Вот она, жизнь-то, житуха — и предвидеть не предвидишь и сгадать не сгадаешь. Аким размышлял, наблюдая, как беспомощно барахтается в ручье, мутя воду, старая, почерневшая от времени коряга, стремясь выбиться на сильную свежую струю вешнего потока.
— Ишь ты, нечистый занес тебя! — усмехнулся Аким, бросая окурок в ручей. Потом встал с бревна, взялся за топор.
«Выходит, век прожить — не глазом моргнуть, — думал он, обтесывая комель соснового кряжа. — Бывает, иной сам не сообразит, ради чего топчется на земле. Оглянулся — никакого следа за тобой, а если и остался — не скажут тебе спасибо за такой след…»
Аким с досады кашлянул и яростно замахал топором, щепки от бревна с тугим свистом полетели в ручей. Мысль о том, что жизнь у таких, как он, проходит, не оставляя должного следа, окончательно расстроила его.

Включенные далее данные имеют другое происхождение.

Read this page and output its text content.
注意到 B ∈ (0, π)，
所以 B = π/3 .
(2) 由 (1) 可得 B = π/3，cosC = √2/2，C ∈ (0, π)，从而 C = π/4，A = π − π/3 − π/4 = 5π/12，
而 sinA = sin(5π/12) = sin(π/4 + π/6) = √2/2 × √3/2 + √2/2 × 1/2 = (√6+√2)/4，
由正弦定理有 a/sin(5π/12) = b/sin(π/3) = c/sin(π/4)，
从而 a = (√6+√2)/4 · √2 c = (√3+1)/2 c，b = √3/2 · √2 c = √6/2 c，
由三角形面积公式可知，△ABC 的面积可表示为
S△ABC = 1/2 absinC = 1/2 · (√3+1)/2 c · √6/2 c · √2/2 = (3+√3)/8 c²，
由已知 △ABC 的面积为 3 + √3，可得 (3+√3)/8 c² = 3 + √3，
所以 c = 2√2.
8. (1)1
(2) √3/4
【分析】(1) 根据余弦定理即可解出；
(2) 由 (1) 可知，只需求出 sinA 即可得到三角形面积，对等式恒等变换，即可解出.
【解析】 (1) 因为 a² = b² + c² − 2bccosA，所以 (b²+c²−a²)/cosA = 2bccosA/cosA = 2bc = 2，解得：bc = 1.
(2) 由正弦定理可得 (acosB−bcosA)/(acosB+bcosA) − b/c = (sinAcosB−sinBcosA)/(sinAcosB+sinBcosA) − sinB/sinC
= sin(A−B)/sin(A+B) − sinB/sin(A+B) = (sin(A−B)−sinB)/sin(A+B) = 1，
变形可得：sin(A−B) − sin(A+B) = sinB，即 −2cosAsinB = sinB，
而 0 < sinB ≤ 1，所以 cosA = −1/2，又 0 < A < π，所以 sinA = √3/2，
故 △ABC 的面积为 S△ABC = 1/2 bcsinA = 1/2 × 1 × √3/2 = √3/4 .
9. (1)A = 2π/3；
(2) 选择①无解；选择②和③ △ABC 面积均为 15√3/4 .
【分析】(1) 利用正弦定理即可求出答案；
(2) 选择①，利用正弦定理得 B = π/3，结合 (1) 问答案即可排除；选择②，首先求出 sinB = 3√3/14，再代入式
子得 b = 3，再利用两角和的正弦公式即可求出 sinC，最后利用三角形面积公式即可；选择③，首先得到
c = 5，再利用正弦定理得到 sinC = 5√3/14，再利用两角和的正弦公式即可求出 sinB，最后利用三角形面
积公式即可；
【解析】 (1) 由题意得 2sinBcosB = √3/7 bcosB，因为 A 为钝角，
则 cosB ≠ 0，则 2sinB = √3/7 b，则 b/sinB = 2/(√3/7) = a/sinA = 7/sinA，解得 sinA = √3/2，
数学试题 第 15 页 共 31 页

«Стало быть, проходит жизнь. Стало быть, так… — с грустью подумал Аким, но тут же как бы возразил самому себе: — А отец Ивана Гаврилова, Никифор, тоже ведь был плотником, умер бог знает когда, а до сих пор говорят о нем, как о живом».
Да, говорят, как о живом… Что верно, то верно. В каждом доме осталось что-нибудь никифоровское: голубые наличники, веселое резное крылечко, теплые, крепкие рамы…
Пусть ветры и косые ливни давным-давно сравняли с землей могилу Никифора, как будто бы и не было ее никогда на белом свете, а люди все равно помнят о нем. Помнят… Все проходит, да не все забывается.
«А меня в Мещере клянут за то, что обобрал тамошние артели…» Аким откинул назад мокрые от пота волосы, посмотрел из-под лохматых насупленных бровей на дорогу, что вела к станции, — туда по грязи ушла Фенька… И почему-то в эту минуту всем своим сердцем потянулся он к дочери: вольная, как березка на юру, ничего еще за ее душой нет, никаких грехов. Вольная и прямая, немножко горячая…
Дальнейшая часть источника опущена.